Alternatives considered
-
Sonnet for all tiers. Rejected on unit economics. At Free-tier scale (50,000 users × $2.70/mo each = $135K/mo) the Free tier loses ~$85K/mo at the V1 conversion floor unless Free → Pro conversion roughly doubles from the projected 5%. There is no empirical evidence that Sonnet-Free would convert better than Haiku-Free, and the cost downside is large enough that “let’s try Sonnet and see” is not an acceptable bet at this stage.
-
Haiku for all tiers.
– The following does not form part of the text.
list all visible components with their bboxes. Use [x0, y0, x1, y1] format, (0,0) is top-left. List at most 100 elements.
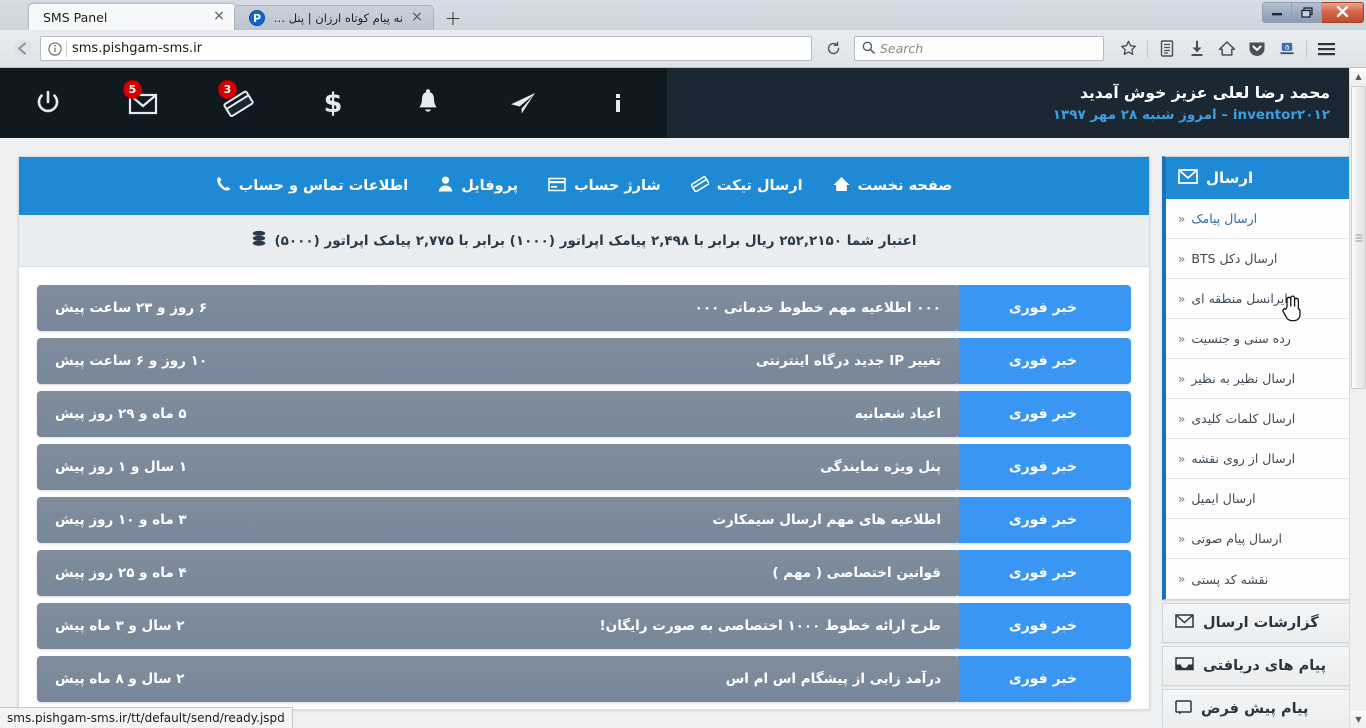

Rejected on product differentiation. The Pro tier’s value proposition is “smarter advisor on your data” — that requires Sonnet’s nuance on Pro chat, advanced reports, and the brain editor. Demoting Pro to Haiku removes the differentiator and likely tanks Pro conversion entirely.
-
Locally-hosted Ollama-class model for Free. Considered at the 2026-05-11 Blair × Seth working session. Deferred 2026-05-20 — the GCP-hosted Anthropic Haiku approach is simpler, faster to ship, and avoids the operational cost of running model inference infrastructure. The Ollama-class path is preserved as a future cost-management consideration if Anthropic API pricing changes materially or the Free-tier user count scales past current modeling assumptions.
-
Multi-provider routing (Vertex AI Gemini as a second provider). Proposed in ADR-0020 (still Proposed at time of writing). Orthogonal to this decision — ADR-0020 governs which providers sit behind the mitigation seam; this ADR governs which Anthropic model each tier receives. Once ADR-0020 is Accepted, a future ADR can introduce per-(tier, operation) provider routing where Vertex makes economic sense (e.g., wrap-up generation, classification workloads). That doesn’t change the Free → Sonnet vs. Haiku decision; it adds a third option for narrow use cases.
-
Surgical promotion: one Haiku operation upgraded to Sonnet for Free users. Considered but not chosen as the V1 default — adds eval surface area without clear evidence of need. Listed as a dial-tightening lever (above) for use during beta if the data calls for it.